![映画『片想いの世界』ポスター[パンシネマ提供。再販およびDB禁止]](https://cdn.www.cineplay.co.kr/w900/q75/article-images/2026-06-22/34f408af-8cbb-480f-b7cf-5ce99af19a1e.jpg)
時間が止まった世界で育つ3人の少女の不思議な同居
死後でも成長は続けられるのか。世と別れた3人の少女の、独創的で切ない軌跡を追う日本映画『片想いの世界』が、ついに国内スクリーンに上陸する。
ミサキ(ヒロセ・スズ)、ユカ(スギサキ・ハナ)、サクラ(キヨハラ・カヤ)は、同じ屋根の下で暮らす親友同士だ。朝になればそれぞれの職場や学校へ向かい、夕方には食卓を囲んでささやかな誕生日パーティーを楽しむ。非常に平凡に見える彼女たちの日常の内側には、冷たくも重大な秘密が隠されている。ほかならぬ、12年前の不慮の事故で一瞬のうちにこの世を去った『幽霊』だという事実。
生者の目に留まらない存在へと落ちた3人は、愛する家族や知人のそばを漂うだけだ。声を上げることも、崖っぷちに追い詰められた彼女たちを救うこともできない徹底した無力感のなかで、宙に浮くように過ごす。残された側もまた、去っていった相手への濃い喪失感と、憧れの深い沼で足を取られたままもがく。死が生み出したこの残酷な断絶は、生と死の境に立つすべての者に重い悲しみをもたらし、既存のファンタジー・ジャンルがまとってきた普遍的な情緒とも軌を一にする。
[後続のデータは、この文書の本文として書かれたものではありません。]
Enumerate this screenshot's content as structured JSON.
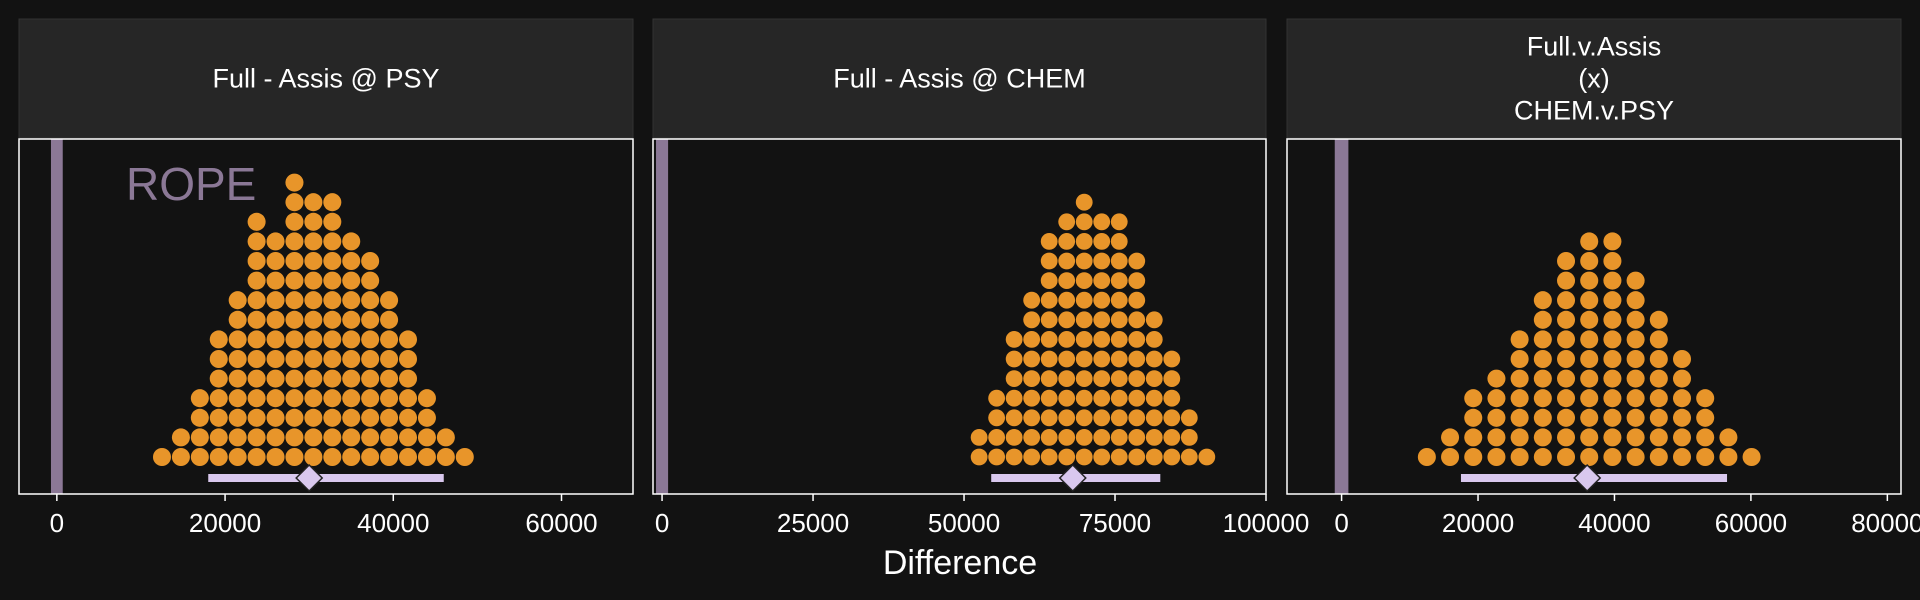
{
  "chart_data": {
    "type": "dotplot",
    "xlabel": "Difference",
    "rope_label": "ROPE",
    "colors": {
      "background": "#121212",
      "strip": "#262626",
      "panel_border": "#ffffff",
      "dots": "#e8952a",
      "rope": "#8b7896",
      "interval": "#d9c8ee",
      "point": "#d9c8ee"
    },
    "panels": [
      {
        "title_lines": [
          "Full - Assis @ PSY"
        ],
        "xlim": [
          -4500,
          68500
        ],
        "ticks": [
          0,
          20000,
          40000,
          60000
        ],
        "tick_labels": [
          "0",
          "20000",
          "40000",
          "60000"
        ],
        "rope": [
          -700,
          700
        ],
        "bin_width": 2250,
        "counts": [
          1,
          2,
          4,
          7,
          9,
          13,
          12,
          15,
          14,
          14,
          12,
          11,
          9,
          7,
          4,
          2,
          1
        ],
        "x_first": 12500,
        "interval": [
          18000,
          46000
        ],
        "point": 30000,
        "show_rope_label": true
      },
      {
        "title_lines": [
          "Full - Assis @ CHEM"
        ],
        "xlim": [
          -1500,
          100000
        ],
        "ticks": [
          0,
          25000,
          50000,
          75000,
          100000
        ],
        "tick_labels": [
          "0",
          "25000",
          "50000",
          "75000",
          "100000"
        ],
        "rope": [
          -1000,
          1000
        ],
        "bin_width": 2900,
        "counts": [
          2,
          4,
          7,
          9,
          12,
          13,
          14,
          13,
          13,
          11,
          8,
          6,
          3,
          1
        ],
        "x_first": 52500,
        "interval": [
          54500,
          82500
        ],
        "point": 68000,
        "show_rope_label": false
      },
      {
        "title_lines": [
          "Full.v.Assis",
          "(x)",
          "CHEM.v.PSY"
        ],
        "xlim": [
          -8000,
          82000
        ],
        "ticks": [
          0,
          20000,
          40000,
          60000,
          80000
        ],
        "tick_labels": [
          "0",
          "20000",
          "40000",
          "60000",
          "80000"
        ],
        "rope": [
          -1000,
          1000
        ],
        "bin_width": 3400,
        "counts": [
          1,
          2,
          4,
          5,
          7,
          9,
          11,
          12,
          12,
          10,
          8,
          6,
          4,
          2,
          1
        ],
        "x_first": 12500,
        "interval": [
          17500,
          56500
        ],
        "point": 36000,
        "show_rope_label": false
      }
    ]
  }
}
![映画『片想いの世界』のワンシーン[パンシネマ提供。再販およびDB禁止]](https://cdn.www.cineplay.co.kr/w900/q75/article-images/2026-06-22/4ee009c3-1c46-4ae9-bf80-a5656752e41f.jpg)
喪失を越えた霊的成長、巨匠たちのアンサンブルが生むマスターピース
だが、この作品が持つ本当の破壊力は、亡霊となった少女たちの『成長』を真正面から打ち出した点にある。なにも分からないままこの世に縛られた彼女たちは、死のときの幼い姿に封じ込められてはいない。生きて息をする人間のように身長が伸び、骨格が変わり、容姿も成熟していく。毎日、壁に寄りかかって互いの身長を測り、成長を確かめる場面は、この映画が提示する、最も独創的で驚異的なミザンセンだ。
たとえ亡者の身分であっても、日々を懸命に自分の『生(せい)』を織り上げていく3人の旅は、あたたかく、しかも愉快だ。生きていれば本来は味わえたであろう平凡な未来は消えてしまったが、自分たちに許された幽霊としての時間を、必死に生き抜く彼女たちの姿は、観客の脳裏に濃い余韻を刻みつける。
作品を完成させた制作陣の顔ぶれは、その名のとおり圧倒的だ。映画『怪物(モンスター)』で2023年カンヌ映画祭脚本賞を受賞した時代の語り手『サカモト・ユウジ』がペンを取り、独自の感性による演出を『今、会いに行きます』や『花束のような恋をした』で証明した『ドイ・ノブヒロ』監督がメガホンを取った。
さらに、現在の日本映画界を最前線で率いる20代の看板スター『ヒロセ・スズ』『スギサキ・ハナ』『キヨハラ・カヤ』が総出演し、代えがたいシナジーを放つ。それぞれ異なる質感の個性を持つ彼女たちは、緻密なキャラクター解釈力でスクリーンを掌握する。
断絶された世界のなかで輝く成長の物語を描いた映画『片想いの世界』は、来る24日に公開される。上映時間は126分、12歳以上観覧可。